Sources (bibliques, liturgiques ou profanes) et formules — Le jeu de mots entre petra et Petrus, employé par le Christ s'adressant à saint Pierre (Mt. XVI, 18) : Tu es Petrus et super hanc petram aedificabo ecclesiam meam, se retrouve fréquemment dans les inscriptions.
Commentaire historique et datation — Il est possible de reconnaître en la personne du Béranger cité un maître d'oeuvre ou un artisan du monastère. On a quelquefois voulu prendre le premier mot du texte pour l'initiale du prénom de Béranger. Cette hypothèse est sans doute à rejeter puisqu'on retrouve dans l'obituaire de l'abbaye, conservé à la bibliothèque de l'Université de Yale (f° 12, un Berengarius, prénommé Guillelmus et qualifié de cementarius[*]. Il s'agit vraisemblablement de la même personne. Béranger a pu également jouer un rôle dans les travaux de restauration de la cathédrale de Saintes, comme le laisse supposer la dernière ligne de son épitaphe.
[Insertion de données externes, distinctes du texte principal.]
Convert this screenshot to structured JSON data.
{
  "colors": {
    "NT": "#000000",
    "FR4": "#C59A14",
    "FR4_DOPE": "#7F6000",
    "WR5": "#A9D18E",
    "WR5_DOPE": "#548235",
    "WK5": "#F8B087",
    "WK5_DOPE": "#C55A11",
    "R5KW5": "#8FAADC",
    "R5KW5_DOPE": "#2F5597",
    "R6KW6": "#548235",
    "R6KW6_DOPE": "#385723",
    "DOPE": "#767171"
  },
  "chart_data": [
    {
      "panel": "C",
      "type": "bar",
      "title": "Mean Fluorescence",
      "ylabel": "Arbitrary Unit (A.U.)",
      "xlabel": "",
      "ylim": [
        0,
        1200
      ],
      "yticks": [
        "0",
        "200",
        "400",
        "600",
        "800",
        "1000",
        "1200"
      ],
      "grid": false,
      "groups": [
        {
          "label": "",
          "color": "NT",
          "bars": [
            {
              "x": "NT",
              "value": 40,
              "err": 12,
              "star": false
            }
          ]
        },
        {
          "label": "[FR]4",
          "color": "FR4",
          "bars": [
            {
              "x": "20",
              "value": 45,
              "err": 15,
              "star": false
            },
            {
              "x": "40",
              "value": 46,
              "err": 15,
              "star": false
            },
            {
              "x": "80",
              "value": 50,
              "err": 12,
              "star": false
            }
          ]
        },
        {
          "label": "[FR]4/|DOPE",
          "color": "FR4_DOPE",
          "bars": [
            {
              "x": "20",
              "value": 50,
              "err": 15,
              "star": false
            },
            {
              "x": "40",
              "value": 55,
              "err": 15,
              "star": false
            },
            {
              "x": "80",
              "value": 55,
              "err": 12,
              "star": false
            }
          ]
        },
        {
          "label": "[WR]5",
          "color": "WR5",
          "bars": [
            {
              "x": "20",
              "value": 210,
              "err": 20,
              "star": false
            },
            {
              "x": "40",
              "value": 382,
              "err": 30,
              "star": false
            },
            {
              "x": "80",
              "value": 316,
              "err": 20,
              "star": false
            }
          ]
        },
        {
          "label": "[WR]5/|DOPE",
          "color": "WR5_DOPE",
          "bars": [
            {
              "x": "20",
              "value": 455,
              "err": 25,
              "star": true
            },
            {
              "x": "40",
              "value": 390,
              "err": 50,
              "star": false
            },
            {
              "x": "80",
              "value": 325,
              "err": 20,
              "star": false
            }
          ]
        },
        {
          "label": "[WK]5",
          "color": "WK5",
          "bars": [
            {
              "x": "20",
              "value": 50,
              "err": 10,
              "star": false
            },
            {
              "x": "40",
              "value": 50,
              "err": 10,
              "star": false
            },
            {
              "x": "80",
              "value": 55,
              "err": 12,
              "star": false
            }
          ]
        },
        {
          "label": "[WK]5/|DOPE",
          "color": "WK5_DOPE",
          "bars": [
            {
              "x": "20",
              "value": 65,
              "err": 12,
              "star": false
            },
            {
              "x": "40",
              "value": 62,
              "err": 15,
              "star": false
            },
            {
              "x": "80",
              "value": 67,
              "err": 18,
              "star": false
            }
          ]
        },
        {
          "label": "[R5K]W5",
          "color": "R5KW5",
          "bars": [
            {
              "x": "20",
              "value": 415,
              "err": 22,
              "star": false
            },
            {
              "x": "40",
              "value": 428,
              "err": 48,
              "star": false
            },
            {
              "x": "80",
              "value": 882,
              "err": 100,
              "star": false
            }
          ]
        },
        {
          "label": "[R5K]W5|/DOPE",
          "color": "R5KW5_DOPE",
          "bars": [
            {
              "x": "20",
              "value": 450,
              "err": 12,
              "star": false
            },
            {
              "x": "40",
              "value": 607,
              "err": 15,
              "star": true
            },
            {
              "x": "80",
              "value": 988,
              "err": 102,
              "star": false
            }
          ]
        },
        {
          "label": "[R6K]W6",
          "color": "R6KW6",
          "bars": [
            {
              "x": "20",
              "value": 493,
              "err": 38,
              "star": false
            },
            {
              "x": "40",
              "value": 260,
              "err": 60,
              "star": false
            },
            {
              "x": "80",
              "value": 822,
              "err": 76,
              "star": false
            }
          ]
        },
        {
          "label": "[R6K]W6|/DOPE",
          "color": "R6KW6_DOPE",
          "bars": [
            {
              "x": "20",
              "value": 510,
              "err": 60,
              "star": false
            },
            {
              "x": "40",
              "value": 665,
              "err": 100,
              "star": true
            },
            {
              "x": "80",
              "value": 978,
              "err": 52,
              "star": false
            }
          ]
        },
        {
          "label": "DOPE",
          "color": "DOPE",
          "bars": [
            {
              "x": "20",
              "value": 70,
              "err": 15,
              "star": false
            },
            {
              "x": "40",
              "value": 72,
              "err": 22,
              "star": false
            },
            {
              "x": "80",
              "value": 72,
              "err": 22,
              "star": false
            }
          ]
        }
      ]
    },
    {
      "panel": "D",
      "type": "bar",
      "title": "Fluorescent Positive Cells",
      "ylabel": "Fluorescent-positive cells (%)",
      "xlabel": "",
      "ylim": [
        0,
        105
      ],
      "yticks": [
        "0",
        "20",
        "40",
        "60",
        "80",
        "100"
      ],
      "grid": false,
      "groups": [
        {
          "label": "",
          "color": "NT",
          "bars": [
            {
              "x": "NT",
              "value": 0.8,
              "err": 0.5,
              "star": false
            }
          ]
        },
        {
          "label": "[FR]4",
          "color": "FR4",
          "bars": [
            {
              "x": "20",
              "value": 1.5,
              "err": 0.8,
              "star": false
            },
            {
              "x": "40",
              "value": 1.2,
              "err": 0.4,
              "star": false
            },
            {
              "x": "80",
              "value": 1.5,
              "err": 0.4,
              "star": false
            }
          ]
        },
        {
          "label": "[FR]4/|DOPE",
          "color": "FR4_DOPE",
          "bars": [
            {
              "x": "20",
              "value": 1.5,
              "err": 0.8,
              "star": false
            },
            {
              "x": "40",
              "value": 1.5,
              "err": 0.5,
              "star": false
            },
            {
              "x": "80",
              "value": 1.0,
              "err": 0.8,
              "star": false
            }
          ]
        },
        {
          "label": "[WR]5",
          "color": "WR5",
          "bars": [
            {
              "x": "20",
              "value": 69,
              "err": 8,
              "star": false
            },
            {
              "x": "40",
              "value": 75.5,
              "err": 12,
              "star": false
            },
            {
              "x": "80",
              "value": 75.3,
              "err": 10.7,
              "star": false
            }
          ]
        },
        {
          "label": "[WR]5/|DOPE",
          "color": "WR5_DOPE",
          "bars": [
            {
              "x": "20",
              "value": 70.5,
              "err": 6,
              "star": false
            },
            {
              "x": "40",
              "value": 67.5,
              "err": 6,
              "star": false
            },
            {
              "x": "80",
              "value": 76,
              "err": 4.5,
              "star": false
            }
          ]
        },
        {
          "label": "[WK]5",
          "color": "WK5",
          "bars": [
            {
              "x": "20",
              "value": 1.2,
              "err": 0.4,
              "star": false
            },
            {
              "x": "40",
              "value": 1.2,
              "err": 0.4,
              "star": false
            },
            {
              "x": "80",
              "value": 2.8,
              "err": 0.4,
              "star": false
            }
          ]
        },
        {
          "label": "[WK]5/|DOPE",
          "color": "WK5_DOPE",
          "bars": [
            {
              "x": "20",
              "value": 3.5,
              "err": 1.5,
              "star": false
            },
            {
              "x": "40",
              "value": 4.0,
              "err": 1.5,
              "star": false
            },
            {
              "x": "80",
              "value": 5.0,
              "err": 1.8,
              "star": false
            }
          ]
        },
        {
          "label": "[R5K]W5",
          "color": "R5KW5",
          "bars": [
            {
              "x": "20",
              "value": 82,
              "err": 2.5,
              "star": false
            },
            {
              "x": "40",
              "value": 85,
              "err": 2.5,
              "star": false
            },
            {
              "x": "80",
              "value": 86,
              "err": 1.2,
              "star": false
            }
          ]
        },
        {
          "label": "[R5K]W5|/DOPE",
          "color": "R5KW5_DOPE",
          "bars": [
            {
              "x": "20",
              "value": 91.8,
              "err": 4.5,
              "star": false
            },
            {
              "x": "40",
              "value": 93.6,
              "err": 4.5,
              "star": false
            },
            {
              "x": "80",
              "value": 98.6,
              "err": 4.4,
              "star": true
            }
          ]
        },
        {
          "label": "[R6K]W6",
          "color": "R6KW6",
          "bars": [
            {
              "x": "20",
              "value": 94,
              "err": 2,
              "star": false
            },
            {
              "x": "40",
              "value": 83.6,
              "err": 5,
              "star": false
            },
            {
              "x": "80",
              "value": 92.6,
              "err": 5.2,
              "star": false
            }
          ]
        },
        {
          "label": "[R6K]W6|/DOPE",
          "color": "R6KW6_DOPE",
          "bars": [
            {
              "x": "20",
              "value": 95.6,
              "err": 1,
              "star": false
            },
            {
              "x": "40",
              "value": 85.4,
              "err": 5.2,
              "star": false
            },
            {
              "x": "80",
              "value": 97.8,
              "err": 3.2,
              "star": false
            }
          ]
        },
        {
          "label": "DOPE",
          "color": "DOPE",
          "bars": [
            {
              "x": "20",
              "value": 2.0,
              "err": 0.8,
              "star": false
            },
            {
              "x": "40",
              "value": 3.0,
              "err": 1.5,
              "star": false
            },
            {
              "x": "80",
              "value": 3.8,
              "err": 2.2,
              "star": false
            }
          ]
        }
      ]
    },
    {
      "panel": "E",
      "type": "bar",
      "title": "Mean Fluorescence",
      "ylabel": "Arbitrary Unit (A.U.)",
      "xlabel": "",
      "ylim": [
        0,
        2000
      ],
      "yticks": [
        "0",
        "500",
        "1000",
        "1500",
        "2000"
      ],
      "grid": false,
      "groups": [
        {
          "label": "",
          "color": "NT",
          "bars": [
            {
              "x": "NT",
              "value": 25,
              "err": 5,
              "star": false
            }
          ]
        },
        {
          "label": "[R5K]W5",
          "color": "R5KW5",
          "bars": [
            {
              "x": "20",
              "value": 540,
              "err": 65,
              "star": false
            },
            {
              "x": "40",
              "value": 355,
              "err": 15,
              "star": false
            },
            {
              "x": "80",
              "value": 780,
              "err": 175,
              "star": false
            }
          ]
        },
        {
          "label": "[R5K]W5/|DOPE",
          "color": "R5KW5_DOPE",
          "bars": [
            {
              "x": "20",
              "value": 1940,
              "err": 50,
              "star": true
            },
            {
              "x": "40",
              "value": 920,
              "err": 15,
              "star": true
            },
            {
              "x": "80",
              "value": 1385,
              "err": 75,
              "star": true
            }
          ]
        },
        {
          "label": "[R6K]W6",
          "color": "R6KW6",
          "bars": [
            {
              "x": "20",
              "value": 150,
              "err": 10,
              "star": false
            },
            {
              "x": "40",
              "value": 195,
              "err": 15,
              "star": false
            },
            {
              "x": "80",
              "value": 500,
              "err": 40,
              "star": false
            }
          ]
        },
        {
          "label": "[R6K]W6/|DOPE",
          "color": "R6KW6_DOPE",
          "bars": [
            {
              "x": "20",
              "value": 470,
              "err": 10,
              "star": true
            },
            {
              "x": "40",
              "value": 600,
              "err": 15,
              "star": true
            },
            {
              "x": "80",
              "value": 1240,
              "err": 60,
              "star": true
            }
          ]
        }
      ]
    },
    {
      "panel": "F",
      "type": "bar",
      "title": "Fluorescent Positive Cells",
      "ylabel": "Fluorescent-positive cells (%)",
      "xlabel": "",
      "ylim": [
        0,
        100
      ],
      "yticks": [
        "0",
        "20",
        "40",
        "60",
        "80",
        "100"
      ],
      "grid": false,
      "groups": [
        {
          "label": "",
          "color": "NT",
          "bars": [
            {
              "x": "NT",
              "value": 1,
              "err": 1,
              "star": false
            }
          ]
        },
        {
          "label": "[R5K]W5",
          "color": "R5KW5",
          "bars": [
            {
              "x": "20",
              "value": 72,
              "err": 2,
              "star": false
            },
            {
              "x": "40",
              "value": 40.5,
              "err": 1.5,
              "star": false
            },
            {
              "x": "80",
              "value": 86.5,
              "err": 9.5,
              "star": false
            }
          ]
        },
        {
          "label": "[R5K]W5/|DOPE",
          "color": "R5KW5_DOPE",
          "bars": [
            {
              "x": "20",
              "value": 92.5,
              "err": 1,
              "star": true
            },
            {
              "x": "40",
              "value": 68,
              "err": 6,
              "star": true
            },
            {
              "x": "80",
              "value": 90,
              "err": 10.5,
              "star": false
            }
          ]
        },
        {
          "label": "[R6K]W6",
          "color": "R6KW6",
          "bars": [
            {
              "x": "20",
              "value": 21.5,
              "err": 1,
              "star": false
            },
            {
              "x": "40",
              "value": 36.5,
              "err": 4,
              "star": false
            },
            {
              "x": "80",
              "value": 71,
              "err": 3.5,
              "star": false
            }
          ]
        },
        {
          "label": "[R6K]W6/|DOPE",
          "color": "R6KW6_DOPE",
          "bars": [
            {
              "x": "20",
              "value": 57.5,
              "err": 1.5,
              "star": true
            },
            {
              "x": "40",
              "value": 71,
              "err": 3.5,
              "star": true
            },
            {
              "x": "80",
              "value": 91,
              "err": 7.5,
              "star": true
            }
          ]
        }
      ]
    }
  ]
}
En effet le Petrus auquel il est fait allusion est sans doute un des deux évêques de ce nom qui occupèrent le siège de Saintes au cours du premier quart du XIIe siècle. Par ailleurs un nouveau cementarius, le clerc Jean, est cité par le cartulaire de l'abbaye en 1137[*]. L'écriture de l'inscription correspond bien au début de ce siècle.